A spearing shrimp must react quickly when a fish swims near enough to become a target. It needs a weapon that can be primed and fired quickly. So spearing shrimps have sacrificed one kind of speed for another, ditching speed of weapon acceleration for speed of weapon priming. . "It takes a lot of time to be ultrafast," Patek has written. But when circumstances allow an animal to become super-fast, the rewards can be enormous.

However, it is not clear whether or not this "you have to be slow to be fast" idea plays out in all circumstance. Impressive though they are, the 1,000,000m/s/s accelerations achieved by trap-jaw ants are no longer world-beating.

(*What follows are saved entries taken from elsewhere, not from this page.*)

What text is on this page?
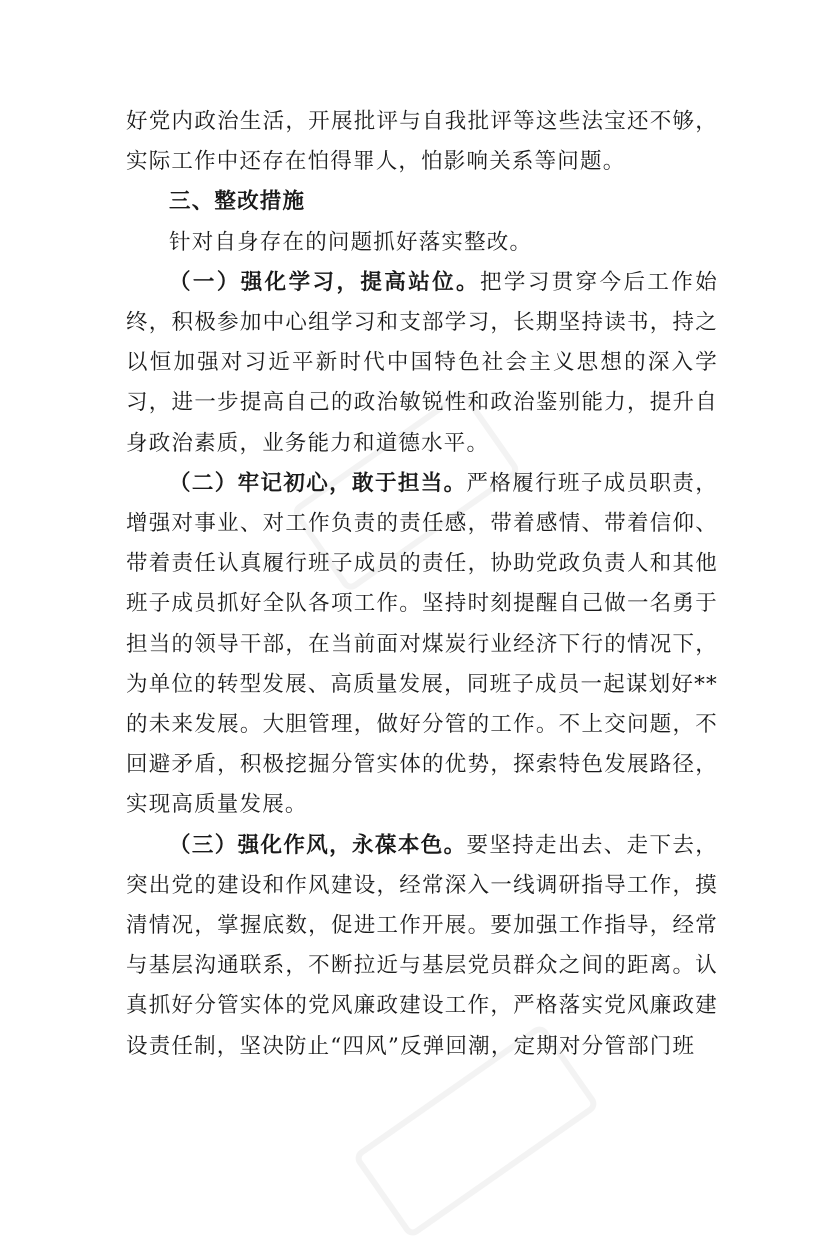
好党内政治生活，开展批评与自我批评等这些法宝还不够，实际工作中还存在怕得罪人，怕影响关系等问题。

三、整改措施

针对自身存在的问题抓好落实整改。

（一）强化学习，提高站位。把学习贯穿今后工作始终，积极参加中心组学习和支部学习，长期坚持读书，持之以恒加强对习近平新时代中国特色社会主义思想的深入学习，进一步提高自己的政治敏锐性和政治鉴别能力，提升自身政治素质，业务能力和道德水平。

（二）牢记初心，敢于担当。严格履行班子成员职责，增强对事业、对工作负责的责任感，带着感情、带着信仰、带着责任认真履行班子成员的责任，协助党政负责人和其他班子成员抓好全队各项工作。坚持时刻提醒自己做一名勇于担当的领导干部，在当前面对煤炭行业经济下行的情况下，为单位的转型发展、高质量发展，同班子成员一起谋划好**的未来发展。大胆管理，做好分管的工作。不上交问题，不回避矛盾，积极挖掘分管实体的优势，探索特色发展路径，实现高质量发展。

（三）强化作风，永葆本色。要坚持走出去、走下去，突出党的建设和作风建设，经常深入一线调研指导工作，摸清情况，掌握底数，促进工作开展。要加强工作指导，经常与基层沟通联系，不断拉近与基层党员群众之间的距离。认真抓好分管实体的党风廉政建设工作，严格落实党风廉政建设责任制，坚决防止“四风”反弹回潮，定期对分管部门班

Their record has been blown out of the water by the humble jellyfish.

When the cell is triggered and that elastic energy is released, a microscopic harpoon-like structure shoots out of the [jellyfish's] nematocyst. The harpoon can reach peak accelerations of about 50,000,000m/s/s: 50 times the peak trap-jaw ant acceleration.

OK, 5 million g. If sustained that would be the speed of light in about 6 seconds, ignoring relativistic effects. There's surely a good plot device in there somewhere.